Celebrar la educación digital

Días de la Educación Digital

Los días 6 de Febrero, con la participación de más de 20.000 personas y organizado por la Alliance for Excellent Education, con una incidencia masiva de estados se celebra en los Estados Unidos de America una Feria internacional por la Educación digital, llamada allí: “Digital Learning Day”. En ella podemos apreciar la evolución y compromiso de los Estados Unidos de America con la modernización y aplicación de técnicas modernas pedagógicas en el aula.

Desde el”Digital Learning Day”, toman la definición de  aprendizaje digital como:

Toda docencia con carácter práctico que aplique la tecnología  en las experiencias docente de manera que enriquezca el aprendizaje del alumnado. Superando el concepto “enseñanza online”, más propio de una época temprana de la introducción de tecnología en educación, aprender y evolucionar en un mundo digital, significa dejar que crezcan en el espacio de enseñanza sinergias entre elementos instrumentales y métodos de aplicación práctica, considerando que en el aprendizaje resultando debe sobresalir la calidad por encima del resto de objetivos calidad, tratando de que prevalezca el contacto con aquellos continentes con mejor contenido, con un crecimiento bidireccional que saque provecho a las auditorias del la evolución en cada aplicación práctica, sabiendo que dejar los canales abiertos para la aparición de trabajos espontáneos, así como el resto a la individualidad nos permita constatar una evolución positiva a lo largo de la vida de el alumnado que sea medible y escalable.

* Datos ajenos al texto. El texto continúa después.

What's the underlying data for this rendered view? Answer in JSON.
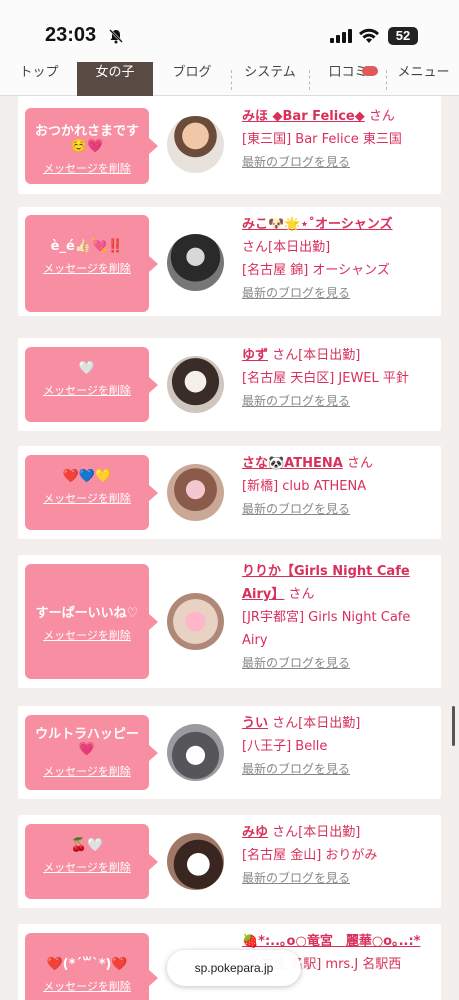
{
  "status": {
    "time": "23:03",
    "battery": "52"
  },
  "tabs": [
    "トップ",
    "女の子",
    "ブログ",
    "システム",
    "口コミ",
    "メニュー"
  ],
  "url": "sp.pokepara.jp",
  "delete_label": "メッセージを削除",
  "blog_label": "最新のブログを見る",
  "cards": [
    {
      "message": "おつかれさまです☺️💗",
      "name": "みほ ◆Bar Felice◆",
      "suffix": "さん",
      "store": "[東三国] Bar Felice 東三国"
    },
    {
      "message": "è_é👍🏻💘‼️",
      "name": "みこ🐶🌟⋆˚オーシャンズ",
      "suffix": "さん[本日出勤]",
      "store": "[名古屋 錦] オーシャンズ"
    },
    {
      "message": "🤍",
      "name": "ゆず",
      "suffix": "さん[本日出勤]",
      "store": "[名古屋 天白区] JEWEL 平針"
    },
    {
      "message": "❤️💙💛",
      "name": "さな🐼ATHENA",
      "suffix": "さん",
      "store": "[新橋] club ATHENA"
    },
    {
      "message": "すーぱーいいね♡",
      "name": "りりか【Girls Night Cafe Airy】",
      "suffix": "さん",
      "store": "[JR宇都宮] Girls Night Cafe Airy"
    },
    {
      "message": "ウルトラハッピー💗",
      "name": "うい",
      "suffix": "さん[本日出勤]",
      "store": "[八王子] Belle"
    },
    {
      "message": "🍒🤍",
      "name": "みゆ",
      "suffix": "さん[本日出勤]",
      "store": "[名古屋 金山] おりがみ"
    },
    {
      "message": "❤️(*´꒳`*)❤️",
      "name": "🍓*:..｡o○竜宮　麗華○o｡..:*",
      "suffix": "",
      "store": "[名古屋 名駅] mrs.J 名駅西"
    }
  ]
}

La mayoría de conceptos y puntos de vista que se abordan en el “Digital Learning Day” coinciden en menor o mayor medida con los conceptos que tratamos normalmente en lo que llamamos innovación en la educación. No deja de dar cierto vértigo comprobar que lo que aquí supone unas pequeñas islas todavía miradas con ojos esquivos, ya están siendo aplicadas con éxito y libertad en otros lares, sin necesidad de envoltorios y justificaciones. Dicho vértigo, no es tanto por las diferencias entre ambos, sino por el temor más que fundado de que podamos retrasarnos de tal modo que podamos estar cayendo en el lado “oscuro” de la luna, en cuanto a brecha digital. Podría pensarse que las diferencias las marca los presupuestos, los distintos niveles adquisitovs de cada una de las economías, pero en realidad, si ese fuera el problema, su solución sería tan fácil como dotar de mayores hojas a la chequera de educación (Lo de fácil, es un decir). La gran dificultad, por desgracia, responde a un tema de mayor calado, un algo de mentalidad y filosofía, y otro tanto de política. Porque hablar de el aprendizaje no es hablar de ordenadores y tablets, sino de aportar calidad, individualizar el aprendizaje, invertir en un mayor contenido a la enseñanza en uns entido profundo de la palabra, como inversión de futuro. Y tal vez, eso ya exista en nuestro país. El problema, y de ahí considerarlo también como una cuestión política, es que en nuestro país esa enseñanza está reservada a ciertas élites, en un modelo antiguo que no logramos superar.

Por tanto, cuando hablamos con el codo apoyado en la barra de una cafetería, de como las crisis, la limitación de recursos, nos impide avanzar en una enseñanza evolucionada. Tal vez debamos pensar, en que el cambio es un cambio de mucho mayor calado que nadie va a venir a darnos, sino que lo tenemos que buscar. Buscar y reclamar un individuo inteligente, donde prime la creatividad y el pensamiento propio. Si no es así, solo cabe efectivamente cambiar nuestro habitual foco de oraciones hacia el símbolo de windows, o la manzana de Apple, y cerrar los ojos confiando que la evolución de las tecnologías logre abaratar y acercar de tal manera la enseñanza al individuo, que acerque el modelo a lo que buscamos. Pero, tal vez, y sin querer ser pesimista, es mucho que esperar.